J’abhorre vos idoles, vos gourous et vos rois
Vos professions de foi, vos verrous et vos lois,
Je maudis votre étoile et méprise vos croix..
Je maudis votre étoile et méprise vos croix !

Vos processions de paix, élevage d’insectes,
Avant de faire la guerre à de rivales sectes.
A celui qui n’adore pas le même dieu
A tous ceux qui ne prient pas les mêmes cieux.
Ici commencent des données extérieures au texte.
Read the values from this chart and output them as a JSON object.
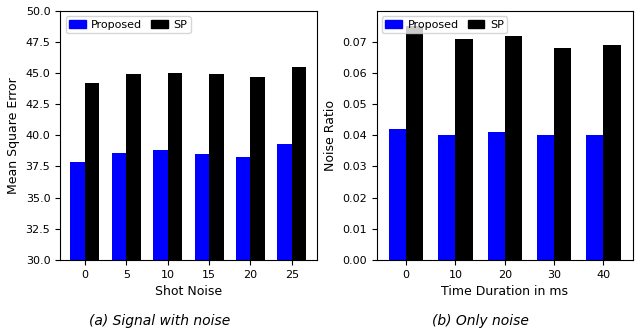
{
  "left_chart": {
    "categories": [
      0,
      5,
      10,
      15,
      20,
      25
    ],
    "proposed_values": [
      37.9,
      38.6,
      38.8,
      38.5,
      38.3,
      39.3
    ],
    "sp_values": [
      44.2,
      44.9,
      45.0,
      44.9,
      44.7,
      45.5
    ],
    "ylabel": "Mean Square Error",
    "xlabel": "Shot Noise",
    "ylim": [
      30.0,
      50.0
    ],
    "ybase": 30.0,
    "yticks": [
      30.0,
      32.5,
      35.0,
      37.5,
      40.0,
      42.5,
      45.0,
      47.5,
      50.0
    ],
    "subtitle": "(a) Signal with noise"
  },
  "right_chart": {
    "categories": [
      0,
      10,
      20,
      30,
      40
    ],
    "proposed_values": [
      0.042,
      0.04,
      0.041,
      0.04,
      0.04
    ],
    "sp_values": [
      0.075,
      0.071,
      0.072,
      0.068,
      0.069
    ],
    "ylabel": "Noise Ratio",
    "xlabel": "Time Duration in ms",
    "ylim": [
      0.0,
      0.08
    ],
    "ybase": 0.0,
    "yticks": [
      0.0,
      0.01,
      0.02,
      0.03,
      0.04,
      0.05,
      0.06,
      0.07
    ],
    "subtitle": "(b) Only noise"
  },
  "proposed_color": "#0000ff",
  "sp_color": "#000000",
  "bar_width": 0.35,
  "legend_labels": [
    "Proposed",
    "SP"
  ]
}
Tous vos prophètes sont frappés de cécité
Que brûlent vos cités, vos viles sociétés.

Je ne manquerai pas d’injurier leur messie
Je maudis ce maudit et trois fois le maudis.
Il sera crucifié…. Une seconde fois…
Quelque chose me dit qu’il ne reviendra pas

De sa grotte magique, de sa piste aux étoiles
On a vendu la mèche, et soulevé le voile.
Et au troisième jour, on ne verra plus rien
Que quelques bouts d’étoffe et des restes humains.

Tout au fond de sa grotte, on n’entendra plus rien,
Se nourrissant de lui, que des rats et des chiens,
Une chair suppliciée, un suaire mal-saint.
Et au troisième jour, on ne verra plus rien.

Je serai l’apostat contre cet imposteur
Ils ont tout inventé , inversé les valeurs
Et s’il vit bien au ciel, si je me suis trompé
Je volerai sans peur, je l’escaladerai,

Je serai l’Androgyne de l’antique nature
Je lui ferai la peau cette fois je le jure
Je serai Lucifer, cette fois à son tour
Je le ferai tomber..qu’il aille se faire .. Foudre !

Et je serai l’audace de tous les blasphèmes
Si je cris tout cela, c’est pour dire que je t’aime
Non il n’existe pas, il n’y a pas de dieu,
Mais il y a des anges si tu ouvres tes yeux.

Maman ne pleure pas, si je dis ces blasphèmes
Et si je les consacre, c’est pour dire que je t’aime.
Il nous faut blasphémer , ça rime avec Aimer.
Il nous faut blasphémer , ça rime avec Aimer.

Il restera des anges, des anges en liberté
Qui ne cacheront plus leur belle nudité
Dans l’incommensurable et absolue beauté
Il restera des anges, des anges dévoilés

Aucun signe extérieur de ces fables grotesques
Nous allons tout changer…et nous y sommes presque.

 

Mais je rêve maman..Et j’aime bien rêver.
Pour le moment maman , je suis simplement là.
Blotti tout contre toi., je ne partirai pas..
Et je m’endors Maman… Car j’aime bien rêver.